Abstract

The vastness of gaming plots and variety of environments in computer games require a large amount of labors in soundtrack compositions. Since human composers are expensive, artificial intelligence composing techniques have been proposed in several open-source projects. Current technologies have good performances at improvisations in short melody compositions, but face great challenges in industrial level automatic compositions of highly structured tracks for games. In this article, the overall structure specifying transitions and repetitions of melodies is given by human, and detailed contents like notes and rhythms are completed with a Gaussian mixture model (GMM) and generative adversarial nets (GAN).

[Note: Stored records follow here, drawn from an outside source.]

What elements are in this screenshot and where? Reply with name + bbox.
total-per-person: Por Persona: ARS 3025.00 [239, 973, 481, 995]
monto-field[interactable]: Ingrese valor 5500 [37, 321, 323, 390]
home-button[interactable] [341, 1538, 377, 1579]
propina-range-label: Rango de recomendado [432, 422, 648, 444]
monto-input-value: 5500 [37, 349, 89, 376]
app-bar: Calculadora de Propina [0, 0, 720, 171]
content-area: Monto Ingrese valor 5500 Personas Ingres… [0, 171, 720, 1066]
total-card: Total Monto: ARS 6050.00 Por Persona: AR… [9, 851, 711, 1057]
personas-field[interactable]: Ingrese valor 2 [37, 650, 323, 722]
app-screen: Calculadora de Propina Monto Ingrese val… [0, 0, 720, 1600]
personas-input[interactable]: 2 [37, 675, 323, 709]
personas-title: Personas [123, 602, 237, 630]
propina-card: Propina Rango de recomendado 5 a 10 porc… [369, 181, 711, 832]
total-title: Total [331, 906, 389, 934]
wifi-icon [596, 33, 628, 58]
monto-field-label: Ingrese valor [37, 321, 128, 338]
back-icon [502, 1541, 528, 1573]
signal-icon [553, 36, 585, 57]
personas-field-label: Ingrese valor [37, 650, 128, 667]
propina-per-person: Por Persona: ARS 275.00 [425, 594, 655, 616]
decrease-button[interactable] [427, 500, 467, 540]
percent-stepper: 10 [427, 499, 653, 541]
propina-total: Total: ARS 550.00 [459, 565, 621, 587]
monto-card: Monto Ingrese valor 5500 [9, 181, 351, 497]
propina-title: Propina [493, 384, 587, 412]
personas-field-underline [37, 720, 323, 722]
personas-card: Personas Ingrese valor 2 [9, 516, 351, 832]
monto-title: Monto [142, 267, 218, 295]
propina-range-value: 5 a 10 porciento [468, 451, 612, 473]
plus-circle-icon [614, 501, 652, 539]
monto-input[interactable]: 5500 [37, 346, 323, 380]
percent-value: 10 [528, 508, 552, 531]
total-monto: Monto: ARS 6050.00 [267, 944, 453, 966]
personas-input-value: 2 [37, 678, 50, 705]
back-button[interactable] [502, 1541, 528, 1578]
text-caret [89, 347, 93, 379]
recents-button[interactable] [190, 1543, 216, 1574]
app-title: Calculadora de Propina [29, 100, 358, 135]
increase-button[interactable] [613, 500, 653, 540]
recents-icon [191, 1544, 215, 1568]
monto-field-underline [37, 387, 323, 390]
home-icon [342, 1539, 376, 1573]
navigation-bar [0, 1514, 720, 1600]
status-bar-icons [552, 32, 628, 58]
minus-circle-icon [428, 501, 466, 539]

Different from recurrent neural networks, which are the mainstream automated melody generators, the GMM can be controlled to form structures because its latent space is often similar to the data space. A layered framework is devised where the basic layer composes melodies and high-level layers organize melodies according to long-term structures. In each layer, a Gaussian mixture generative model with constraints is constructed to compose candidate tracks, whereas another GMM network is trained in competition with the generator, such that optimal tracks from the generator are identified. Experiments show that the proposed framework has a high rate of composing acceptable soundtracks. Entropy curves calculated show that the composed tracks are more similar to game soundtracks than existing methods. In a user study, 11 out of 16 human criticizers favor the proposed compositions over the original GAN and recurrent neural networks.